Kandaules. Du meinst?

Thoas.
Ich seh es
ja!
Das flüstert und vergleicht! Das zuckt die Achseln,
Das ballt die Faust und nickt sich heimlich zu!
Du hast sie gar zu schwer gekränkt. Und wird
Der Grieche, wenn er morgens beim Erwachen
Auf einmal über deine Krone stolpert,
Weil man sie ihm des Nachts zu Füßen legte,
Sie noch verschmähn? Da wär' er ja ein Tor.
Es ist genug, daß er dich nicht beraubt,
Beerben darf er dich, und wird er dich.
Ei, seine Zeichen stehn, du glaubst nicht, wie!
Sonst schimpften sie ihn einen Zitherspieler
Und meinten, wie denn ich es selber meine,
Daß nur die Vögel süße Kehlen hätten,
Die arg verkürzt um ihre Klauen sind.
Jetzt ist er ihnen, weil er singen kann,
Wenn noch nicht Phöbus selbst, so doch sein Sohn!

Kandaules.
Das wundert dich? Er hat sie ja besiegt!
Wie könnte denn ein Mensch ihr Sieger sein.

Thoas.
Gleichviel!
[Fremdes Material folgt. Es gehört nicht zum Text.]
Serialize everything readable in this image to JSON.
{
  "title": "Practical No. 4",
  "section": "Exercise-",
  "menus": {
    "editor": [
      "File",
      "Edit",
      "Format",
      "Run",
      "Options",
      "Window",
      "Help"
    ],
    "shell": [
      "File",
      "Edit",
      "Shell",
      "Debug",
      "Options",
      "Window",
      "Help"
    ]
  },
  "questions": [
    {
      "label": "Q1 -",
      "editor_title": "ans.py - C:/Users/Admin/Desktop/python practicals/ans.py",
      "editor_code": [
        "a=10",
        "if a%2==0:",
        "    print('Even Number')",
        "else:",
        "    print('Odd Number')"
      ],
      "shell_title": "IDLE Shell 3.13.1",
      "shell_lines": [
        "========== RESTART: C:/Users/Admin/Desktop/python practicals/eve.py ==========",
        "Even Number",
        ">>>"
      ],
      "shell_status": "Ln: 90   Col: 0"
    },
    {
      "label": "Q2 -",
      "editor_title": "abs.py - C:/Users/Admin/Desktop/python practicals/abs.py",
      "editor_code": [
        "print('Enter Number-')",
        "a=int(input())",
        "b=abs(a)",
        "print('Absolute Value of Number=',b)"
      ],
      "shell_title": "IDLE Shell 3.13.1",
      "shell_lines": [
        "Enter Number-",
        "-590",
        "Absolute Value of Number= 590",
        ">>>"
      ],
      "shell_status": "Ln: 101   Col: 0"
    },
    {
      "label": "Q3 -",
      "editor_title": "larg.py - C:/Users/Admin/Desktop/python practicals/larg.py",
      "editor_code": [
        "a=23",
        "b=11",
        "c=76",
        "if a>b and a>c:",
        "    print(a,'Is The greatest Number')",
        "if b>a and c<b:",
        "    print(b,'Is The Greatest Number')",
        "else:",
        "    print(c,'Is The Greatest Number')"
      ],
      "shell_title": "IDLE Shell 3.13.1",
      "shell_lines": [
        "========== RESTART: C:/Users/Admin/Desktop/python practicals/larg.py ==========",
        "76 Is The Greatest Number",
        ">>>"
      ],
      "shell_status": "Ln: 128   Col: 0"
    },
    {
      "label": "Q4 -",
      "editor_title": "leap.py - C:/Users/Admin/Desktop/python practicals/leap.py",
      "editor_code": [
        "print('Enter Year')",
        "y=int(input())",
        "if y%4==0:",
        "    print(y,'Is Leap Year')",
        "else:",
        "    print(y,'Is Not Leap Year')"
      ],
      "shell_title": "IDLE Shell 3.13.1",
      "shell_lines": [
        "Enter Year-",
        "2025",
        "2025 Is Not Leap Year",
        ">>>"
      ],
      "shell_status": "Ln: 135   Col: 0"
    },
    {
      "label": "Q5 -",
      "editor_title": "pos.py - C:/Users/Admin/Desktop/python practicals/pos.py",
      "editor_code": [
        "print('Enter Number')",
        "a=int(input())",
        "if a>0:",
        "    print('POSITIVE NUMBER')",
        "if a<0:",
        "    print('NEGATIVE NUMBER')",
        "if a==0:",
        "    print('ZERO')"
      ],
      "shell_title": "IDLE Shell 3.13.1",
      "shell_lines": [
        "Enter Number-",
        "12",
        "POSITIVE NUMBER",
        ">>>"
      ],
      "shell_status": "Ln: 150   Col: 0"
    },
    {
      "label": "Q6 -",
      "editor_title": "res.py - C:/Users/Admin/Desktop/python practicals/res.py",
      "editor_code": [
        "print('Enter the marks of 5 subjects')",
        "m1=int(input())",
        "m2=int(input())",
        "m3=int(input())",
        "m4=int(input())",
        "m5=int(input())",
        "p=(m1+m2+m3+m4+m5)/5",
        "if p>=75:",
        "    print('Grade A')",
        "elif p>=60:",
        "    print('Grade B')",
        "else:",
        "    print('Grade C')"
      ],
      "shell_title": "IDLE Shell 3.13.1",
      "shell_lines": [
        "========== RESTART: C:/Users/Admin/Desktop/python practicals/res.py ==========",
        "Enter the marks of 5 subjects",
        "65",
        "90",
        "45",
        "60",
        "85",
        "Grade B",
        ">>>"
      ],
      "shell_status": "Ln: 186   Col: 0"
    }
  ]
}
Doch er ist wirklich brav und treu,
Drum folge mir. Dann geht's vielleicht noch gut,
Wenn nicht die Götter eine Strafe senden,
Und über's Jahr versöhnst du die und uns!

Gyges (tritt auf).

Thoas.
Er kommt. Sprach ich umsonst? Herr, lächle nicht!
Selbst an der Mauer schießt Salpeter an,
Warum denn nicht das Salz der Zeit an mir?
(Er zieht sich in den Hintergrund zurück.)

Kandaules.
Du hast mich mehr getroffen, als du denkst!—
Nun, Gyges?

Gyges. Herr, ich habe dich gesucht.

Kandaules.
Ich dich nicht weniger. So sag mir an:
Was bringst du mir?—Du kehrst dich schweigend ab?
Was es auch sei: ich bin auf viel gefaßt!

Gyges.
Oh, hättest du mein Opfer angenommen!